Dovizioso (per lui nono successo in MotoGP) si conferma il vero rivale di Marquez. Con il super motore Ducati, l’italiano non ha nulla da invidiare al rivale spagnolo. Il pilota Honda non si smentisce mai, lotta con grinta fino all’ultima curva quando, con un guizzo dei suoi, tenta in tutti i modi di sorpasso il Dovi che però non si fa beffare. Marquez è così, pungente e temibile, spericolato al punto giusto ed indomabile a bordo della sua monoposto. Se nella gara di esordio Dovi e Marc non sorprendono ed anzi confermano i pronostici di esperti ed addetti ai lavori che avrebbero scommesso su un loro podio, a brillare ed a rubare la scena è Valentino Rossi.

Il Dottore, fresco di rinnovo per altre due stagioni, incanta e smentisce gli scettici che pronosticavano una stagione sottotono per il numero 46. L’età non conta nulla quando si ha la passione. Una passione sconfinata per il proprio sport, per quella moto che riesce a far danzare come una ballerina, tra una curva e l’altra, giro dopo giro.
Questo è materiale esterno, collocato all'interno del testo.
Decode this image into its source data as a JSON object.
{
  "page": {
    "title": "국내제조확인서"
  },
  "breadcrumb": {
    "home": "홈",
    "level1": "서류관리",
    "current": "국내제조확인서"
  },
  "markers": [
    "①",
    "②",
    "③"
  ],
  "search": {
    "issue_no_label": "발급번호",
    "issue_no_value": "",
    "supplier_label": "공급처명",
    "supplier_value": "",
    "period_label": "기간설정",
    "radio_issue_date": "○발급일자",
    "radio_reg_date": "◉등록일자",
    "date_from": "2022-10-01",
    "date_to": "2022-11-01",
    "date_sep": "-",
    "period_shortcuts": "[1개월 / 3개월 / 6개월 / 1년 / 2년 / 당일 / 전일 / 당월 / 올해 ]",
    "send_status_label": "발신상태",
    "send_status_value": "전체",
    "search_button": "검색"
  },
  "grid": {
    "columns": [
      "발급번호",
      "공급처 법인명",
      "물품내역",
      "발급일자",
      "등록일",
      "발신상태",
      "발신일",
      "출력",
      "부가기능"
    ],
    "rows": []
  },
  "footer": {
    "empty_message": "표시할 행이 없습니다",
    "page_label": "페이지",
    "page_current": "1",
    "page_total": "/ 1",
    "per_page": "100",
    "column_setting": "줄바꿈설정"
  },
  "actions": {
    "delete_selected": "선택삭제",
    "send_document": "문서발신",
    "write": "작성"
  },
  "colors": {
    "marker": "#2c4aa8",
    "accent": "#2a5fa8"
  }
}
Il campione di Tavullia non si arrende mai e rimane incollato ai tubi di scarico di Marquez. Una gara da fenomeno vero, da chi sa andare oltre e sfruttare al meglio l’esperienza di anni di gare e di competizioni. Vale capisce subito che, per ottenere un ottimo risultato in Qatar, deve rimanere agganciato al treno dei due favoriti. E lo fa per tutta la corsa con la fame del debuttante, di chi ha ancora molto da dare. Troppo da dare per farsi sfuggire ogni minimo frammento di emozione. Di quell’emozione che in pochi sono in grado di regalare. 
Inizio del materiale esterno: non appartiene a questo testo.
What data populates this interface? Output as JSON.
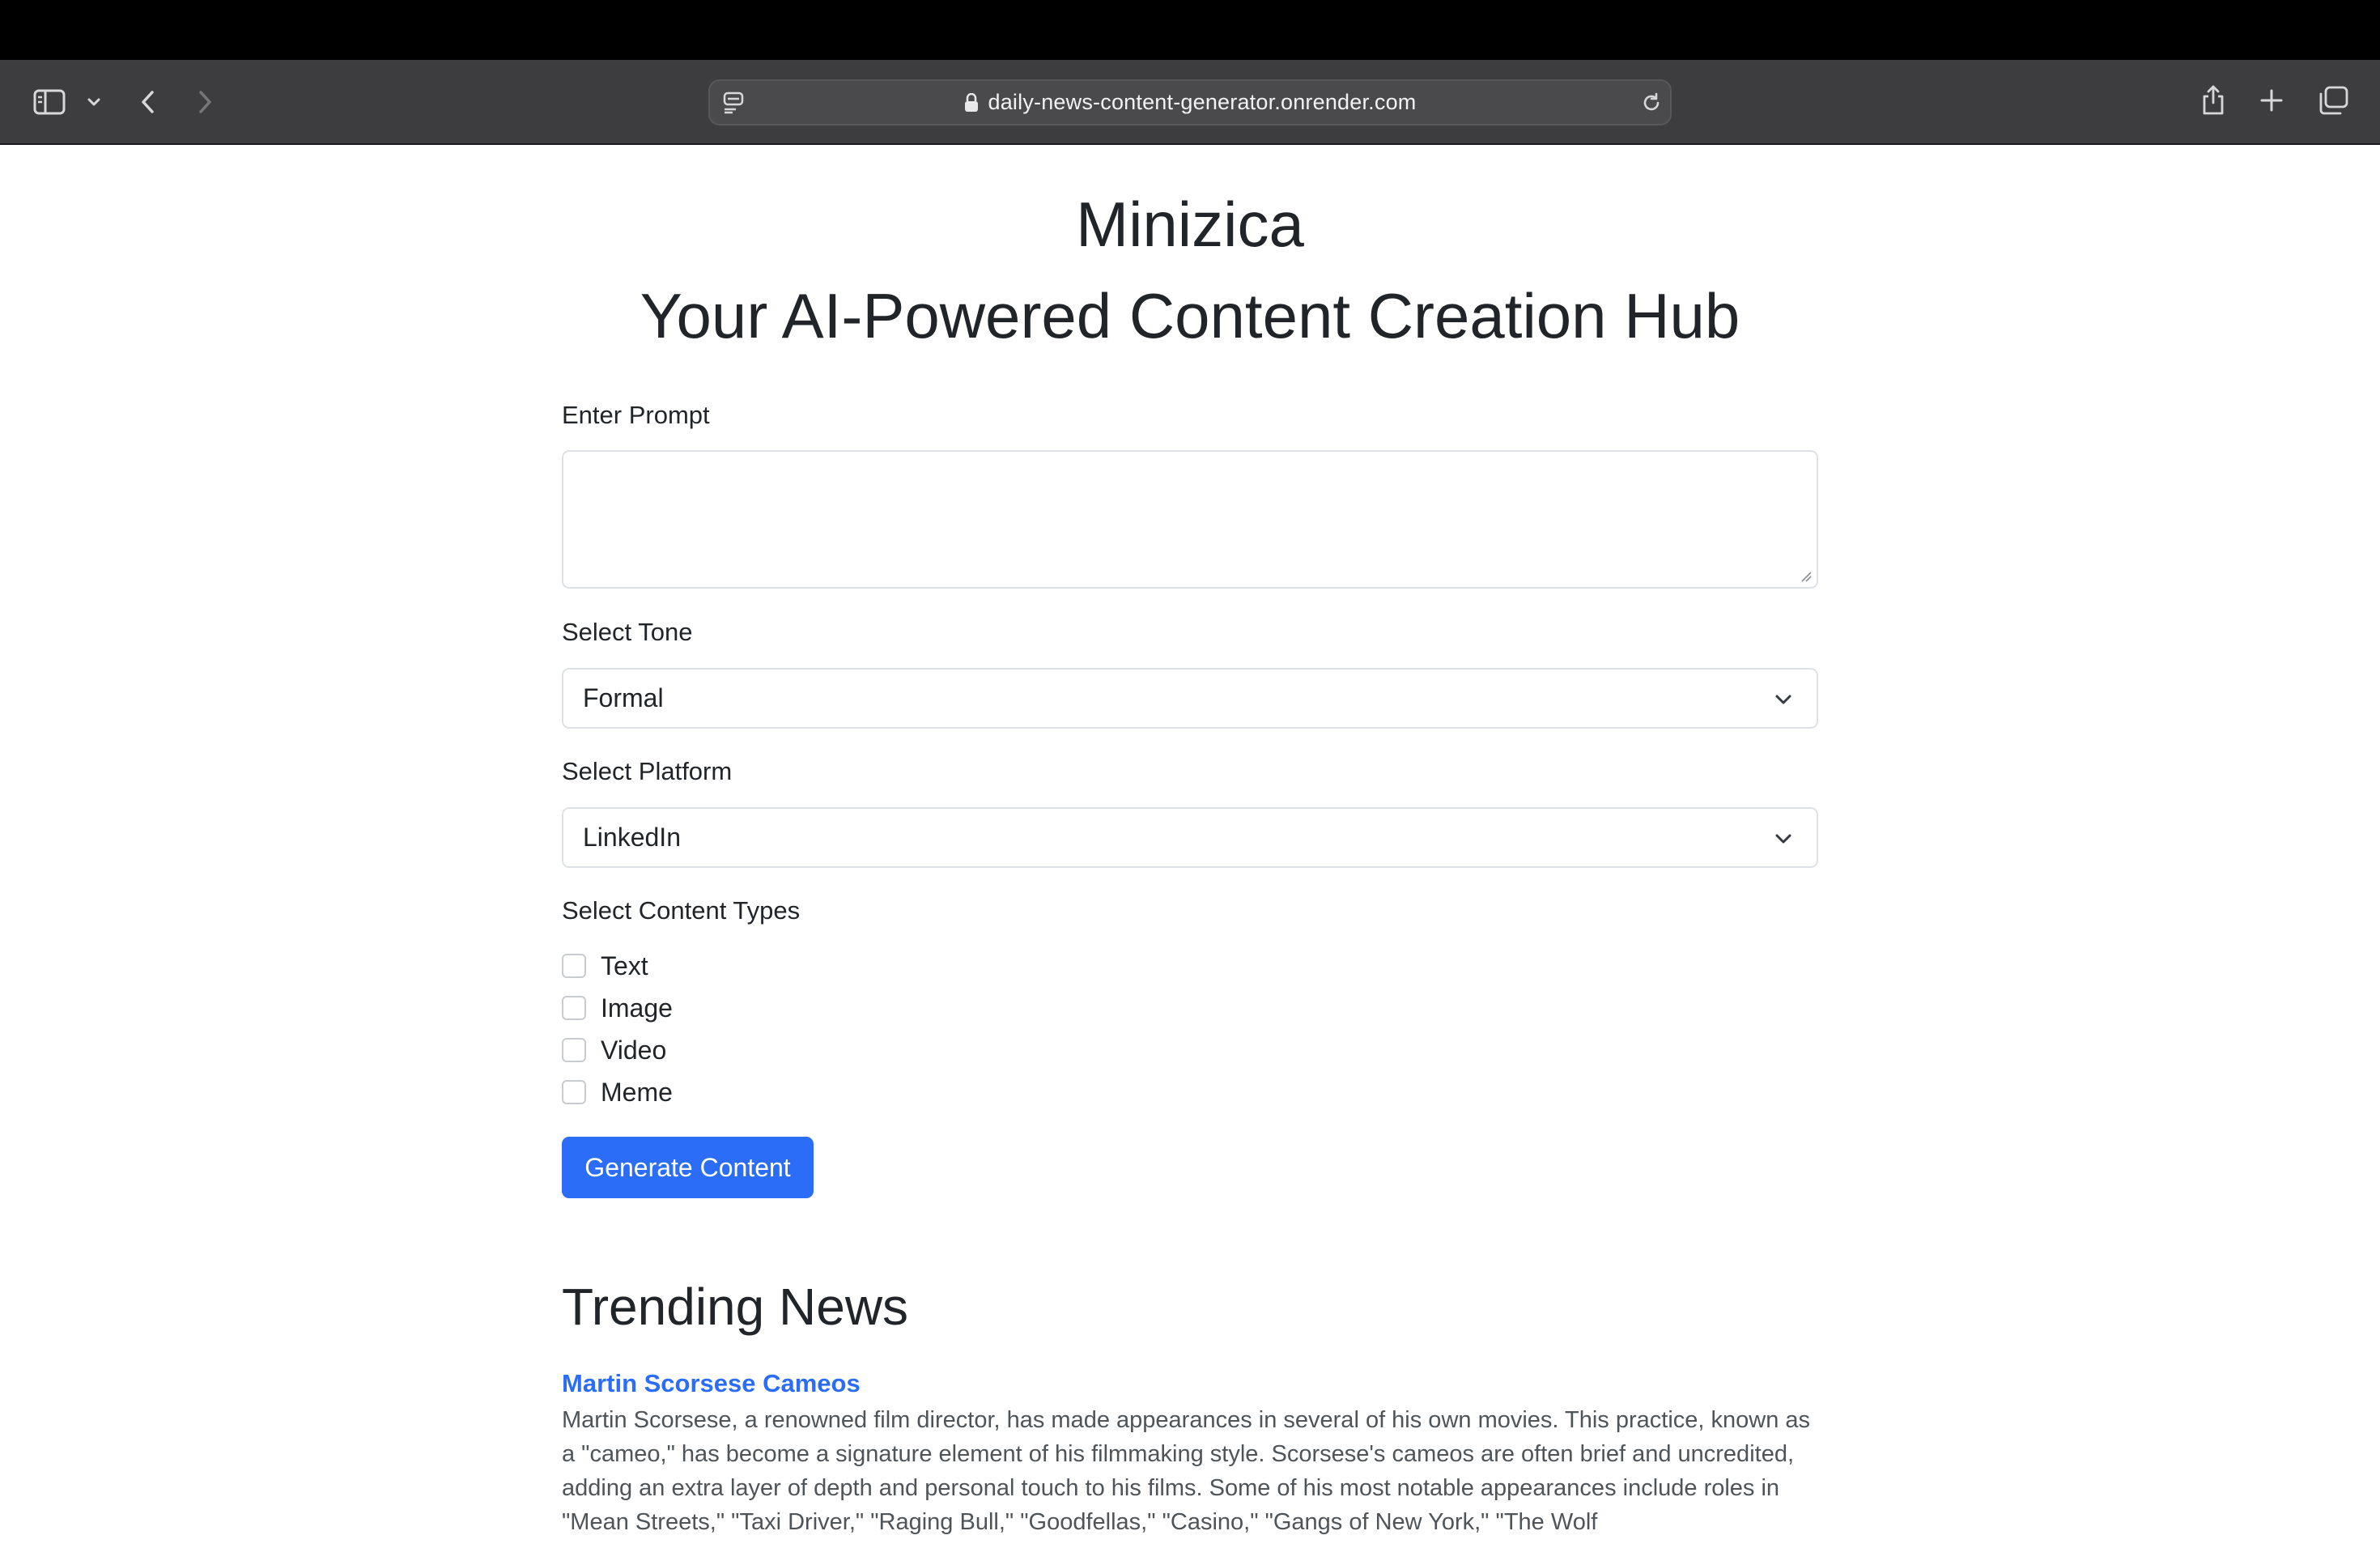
{
  "browser": {
    "url": "daily-news-content-generator.onrender.com",
    "icons": [
      "sidebar-icon",
      "chevron-down-icon",
      "back-icon",
      "forward-icon",
      "page-menu-icon",
      "lock-icon",
      "reload-icon",
      "share-icon",
      "new-tab-icon",
      "tab-overview-icon"
    ]
  },
  "header": {
    "title": "Minizica",
    "subtitle": "Your AI-Powered Content Creation Hub"
  },
  "form": {
    "prompt_label": "Enter Prompt",
    "prompt_value": "",
    "tone_label": "Select Tone",
    "tone_value": "Formal",
    "platform_label": "Select Platform",
    "platform_value": "LinkedIn",
    "content_types_label": "Select Content Types",
    "content_types": [
      {
        "label": "Text",
        "checked": false
      },
      {
        "label": "Image",
        "checked": false
      },
      {
        "label": "Video",
        "checked": false
      },
      {
        "label": "Meme",
        "checked": false
      }
    ],
    "submit_label": "Generate Content"
  },
  "trending": {
    "heading": "Trending News",
    "items": [
      {
        "title": "Martin Scorsese Cameos",
        "body": "Martin Scorsese, a renowned film director, has made appearances in several of his own movies. This practice, known as a \"cameo,\" has become a signature element of his filmmaking style. Scorsese's cameos are often brief and uncredited, adding an extra layer of depth and personal touch to his films. Some of his most notable appearances include roles in \"Mean Streets,\" \"Taxi Driver,\" \"Raging Bull,\" \"Goodfellas,\" \"Casino,\" \"Gangs of New York,\" \"The Wolf"
      }
    ]
  },
  "colors": {
    "primary": "#2b6df6",
    "text": "#212529",
    "muted": "#4f5459",
    "toolbar": "#3d3d3f"
  }
}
Perché Vale è così, inconsapevolezza e pazzia, “equilibrio sopra la follia”, come direbbe il Vasco nazionale. Vale è unicità, spirito libero: è il meno giovane che non invecchia mai. È competitività oltre ogni previsione. È l’essenza di uno sport che domina e rappresenta da oltre vent’anni. Da quando Tavullia, da piccolo paesino sulle colline marchigiane è divenuta capitale della moto ed un ragazzino allegro e spensierato ha deciso di scrivere la storia. La storia di un alieno al 228esimo podio della sua carriera. La storia di un ragazzo che riesce a limitare le difficoltà della sua moto Yamaha ed è in grado di competere alla pari con gli altri. Con chi ha una monoposto perfetta per poter dominare fin dall’inizio. Con chi, in ogni corsa, dovrà fare i conti con un uomo in giallo alla conquista del mondo. Con un pilota alla caccia del decimo titolo. Con un extraterrestre che continua ad emozionare e ad emozionarci.